Better server protection from DDoS attacks

development
security
server

#21

You actually paid these guys…why?

Just databan them


#22

@Azuc

What exactly is it like when they DDOS?

Does the game freeze? If so I don’t think they’re DDosing

I might have a solution.


#23

I’d just like to necro this to say its been almost three months and this is still an on going issue.

Had a guy crashing us all night tonight, I’ve talked to staff who always say report via the normal roblox method yet nothing ever happens because obviously they can’t use proof from someone admitting it/making threats on discord for moderation.

So whats the middleground here when Roblox won’t/can’t do anything about it and we can’t stop it our-self?


#24

Do you know how they’re crashing the game? Are you sure they’re being honest about how they’re crashing your servers?


#25

I’d rather not be specific but Roblox saves the ip of the server you join locally on your PC to a file in a certain location, you can take that ip and hit it with a large booter/botnet and the server will timeout.

Been a pretty well known issue for a while.


#26

Yeah, I get the basics of how a DDoS is executed. But have you actually tried to see if this works, or are you just taking the hacker’s word for it?

What I’m getting is that there are large games on the front page that don’t get DDoSed, yet your does. Are you sure it isn’t a vulnerability in your game that they’re exploiting and that the DDoS threat isn’t just a red herring?


#27

Owner of the group has had people on Discord screenshare and actually show him how its done to try and see if we could find our own workaround to the issue which is obviously not an option as we have no control over the roblox server itself.


#28

And you just… trust the hacker?


#29

I messaged you something that I didn’t want to post here publicly


#30

Something has to be missing here? If this is a real problem, then front page games would be getting attacked as well and more prominently


#31

Thank you for that. I checked out the service the user in the video is using, and it costs ~1.25$ USD for 10 minutes @ 500 Mbps. This would be cheap enough to take down games with low player counts.

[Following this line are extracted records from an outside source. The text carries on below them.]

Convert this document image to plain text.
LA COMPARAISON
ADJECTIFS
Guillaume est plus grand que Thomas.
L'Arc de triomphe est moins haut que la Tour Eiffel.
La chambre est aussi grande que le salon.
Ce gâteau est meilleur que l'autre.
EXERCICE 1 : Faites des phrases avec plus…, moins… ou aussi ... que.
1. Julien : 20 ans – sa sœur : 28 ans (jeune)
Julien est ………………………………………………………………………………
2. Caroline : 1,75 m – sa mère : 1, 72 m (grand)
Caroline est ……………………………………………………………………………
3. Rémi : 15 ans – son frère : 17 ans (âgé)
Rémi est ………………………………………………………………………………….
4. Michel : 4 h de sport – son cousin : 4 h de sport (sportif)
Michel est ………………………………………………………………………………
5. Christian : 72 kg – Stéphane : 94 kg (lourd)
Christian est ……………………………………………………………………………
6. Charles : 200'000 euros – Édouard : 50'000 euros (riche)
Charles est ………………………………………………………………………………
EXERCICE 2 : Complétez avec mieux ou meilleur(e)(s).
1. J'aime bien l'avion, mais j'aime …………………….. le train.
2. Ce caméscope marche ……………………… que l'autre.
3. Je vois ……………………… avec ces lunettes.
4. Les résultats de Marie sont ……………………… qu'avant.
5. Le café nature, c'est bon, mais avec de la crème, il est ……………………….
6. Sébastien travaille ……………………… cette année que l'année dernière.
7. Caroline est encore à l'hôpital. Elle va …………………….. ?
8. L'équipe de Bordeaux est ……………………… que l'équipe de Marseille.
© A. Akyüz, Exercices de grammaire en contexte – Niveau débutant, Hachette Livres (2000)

Don’t submit to their threats (like wravager said), since it’s pretty profitable. If you can, try reporting the account of whoever you sent the funds to.


#32

https://devforum.roblox.com/c/platform-feedback/exploit-report
It’s suggested to a peak there to fully report that.


#33

It takes enough time to do it that you really cant make a noticeable impact on a game with lots of servers, we however usually only have 1-2 75 player servers so they can go back and forth between the two.


#34

It would be cool to see a staff response on whether just not saving the ip of the server on the client’s PC would stop this? (Unless the saved ip is used for something)


#35

Apparently it can be found via wireshark as well, I just feel like there are a lot of other games with servers that dont get crashed. There must be some kind of protection we can have on Roblox.